January 17, 2010

Cisco Training In Your Own Home Considered

If Cisco training is your aspiration, and you’ve not yet worked with routers or network switches, you should first attempt CCNA certification. This will provide you with knowledge and skills to work with routers. The internet is made up of hundreds of thousands of routers, and large commercial ventures with many locations also need routers to allow their networks to keep in touch.

The kind of jobs requiring this knowledge mean the chances are you’ll work for national or international companies that are spread out geographically but need their computer networks to talk to each other. Or, you may move on to joining an internet service provider. Both types of jobs command good salaries.

It’s advisable to do a bespoke training program that will take you through a specific training path ahead of starting your training in Cisco skills.

A lot of training companies only provide basic 9am till 6pm support (maybe a little earlier or later on certain days); very few go late in the evening or at weekends.

Never buy certification programs which can only support trainees through a message system after 6-9pm in the evening and during weekends. Trainers will give you every excuse in the book why you don’t need this. The bottom line is – support is required when it’s required – not when it’s convenient for them.

We recommend that you search for training programs that have multiple support offices across multiple time-zones. Each one should be integrated to give a single entry point together with access round-the-clock, when you want it, with no fuss.

Never make the mistake of compromise when it comes to your support. The majority of would-be IT professionals that can’t get going properly, would have had a different experience if they’d got the right support package in the first place.

Considering the amount of options that are available, there’s no surprise that nearly all newcomers to the industry get stuck choosing the job they will follow.

Because without any solid background in computing, how should we possibly understand what someone in a particular job does?

Consideration of several areas is vital if you want to expose the right answers:

* Personalities play an important part – what things get your juices flowing, and what are the areas that put a frown on your face.

* What time-frame are you looking at for your training?

* What priority do you place on salary vs the travel required?

* Understanding what the main IT roles and markets are – and what makes them different.

* The level of commitment and effort you’ll commit getting qualified.

For the average person, getting to the bottom of these areas requires a good chat with someone that knows what they’re talking about. And we don’t just mean the certifications – you also need to understand the commercial needs and expectations besides.

A lot of students presume that the traditional school, college or university path is the way they should go. Why then are commercially accredited qualifications beginning to overtake it?

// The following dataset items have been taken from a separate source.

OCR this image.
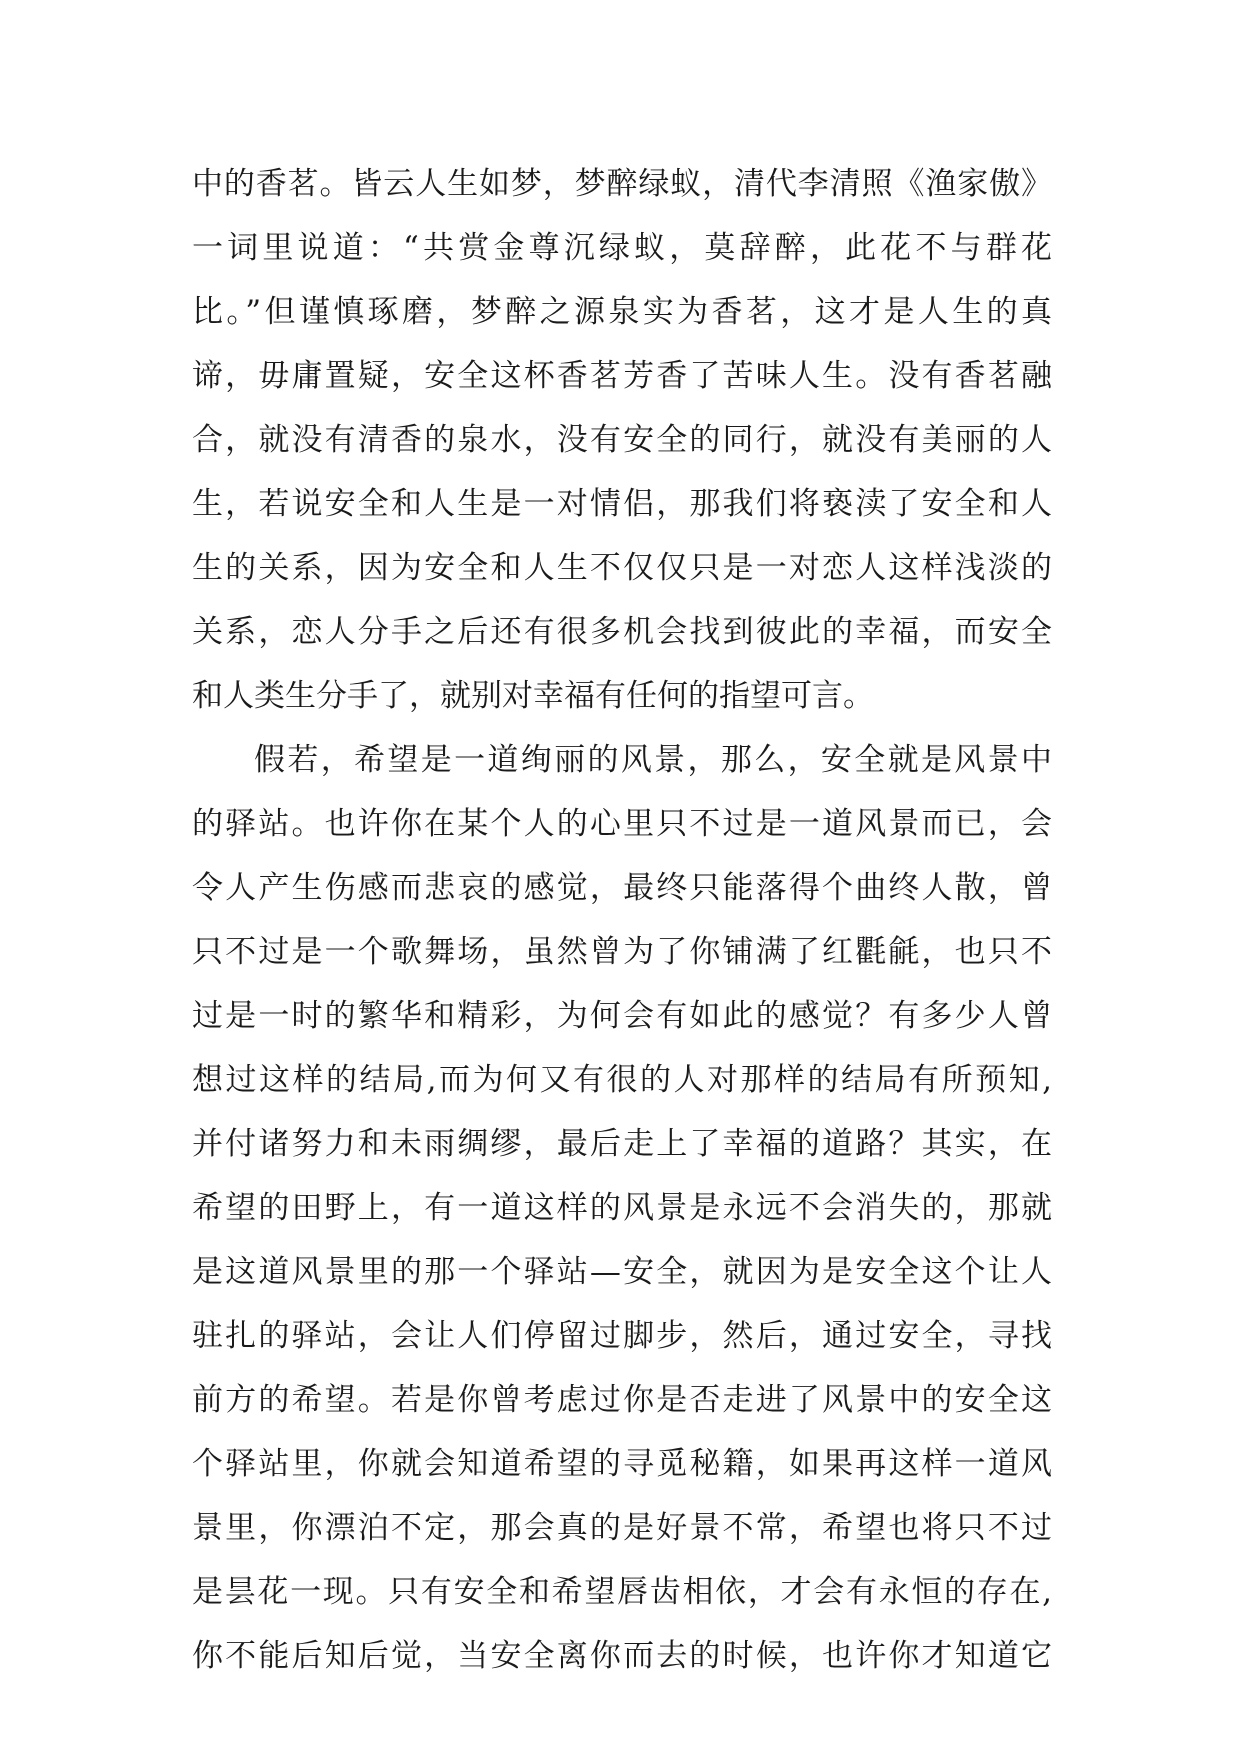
中的香茗。皆云人生如梦，梦醉绿蚁，清代李清照《渔家傲》
一词里说道：“共赏金尊沉绿蚁，莫辞醉，此花不与群花
比。”但谨慎琢磨，梦醉之源泉实为香茗，这才是人生的真
谛，毋庸置疑，安全这杯香茗芳香了苦味人生。没有香茗融
合，就没有清香的泉水，没有安全的同行，就没有美丽的人
生，若说安全和人生是一对情侣，那我们将亵渎了安全和人
生的关系，因为安全和人生不仅仅只是一对恋人这样浅淡的
关系，恋人分手之后还有很多机会找到彼此的幸福，而安全
和人类生分手了，就别对幸福有任何的指望可言。
假若，希望是一道绚丽的风景，那么，安全就是风景中
的驿站。也许你在某个人的心里只不过是一道风景而已，会
令人产生伤感而悲哀的感觉，最终只能落得个曲终人散，曾
只不过是一个歌舞场，虽然曾为了你铺满了红氍毹，也只不
过是一时的繁华和精彩，为何会有如此的感觉？有多少人曾
想过这样的结局,而为何又有很的人对那样的结局有所预知,
并付诸努力和未雨绸缪，最后走上了幸福的道路？其实，在
希望的田野上，有一道这样的风景是永远不会消失的，那就
是这道风景里的那一个驿站—安全，就因为是安全这个让人
驻扎的驿站，会让人们停留过脚步，然后，通过安全，寻找
前方的希望。若是你曾考虑过你是否走进了风景中的安全这
个驿站里，你就会知道希望的寻觅秘籍，如果再这样一道风
景里，你漂泊不定，那会真的是好景不常，希望也将只不过
是昙花一现。只有安全和希望唇齿相依，才会有永恒的存在,
你不能后知后觉，当安全离你而去的时候，也许你才知道它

As we require increasingly more effective technological know-how, the IT sector has moved to the specialised core-skills learning only available through the vendors themselves – in other words companies such as Microsoft, CISCO, Adobe and CompTIA. This frequently provides reductions in both cost and time.

Essentially, only required knowledge is taught. It’s not quite as straightforward as that, but principally the objective has to be to focus on the exact skills required (along with a certain amount of crucial background) – without trying to cram in every other area – in the way that academic establishments often do.

Just like the advert used to say: ‘It does what it says on the label’. The company just needs to know where they have gaps, and then advertise for someone with the specific certification. Then they’re assured that a potential employee can do exactly what’s required.

A study programme must provide a nationally accepted exam as an end-result – and not some unimportant ‘in-house’ diploma – fit only for filing away and forgetting.

If your certification doesn’t come from a big-hitter like Microsoft, CompTIA, Adobe or Cisco, then it’s likely it won’t be commercially viable – as no-one will have heard of it.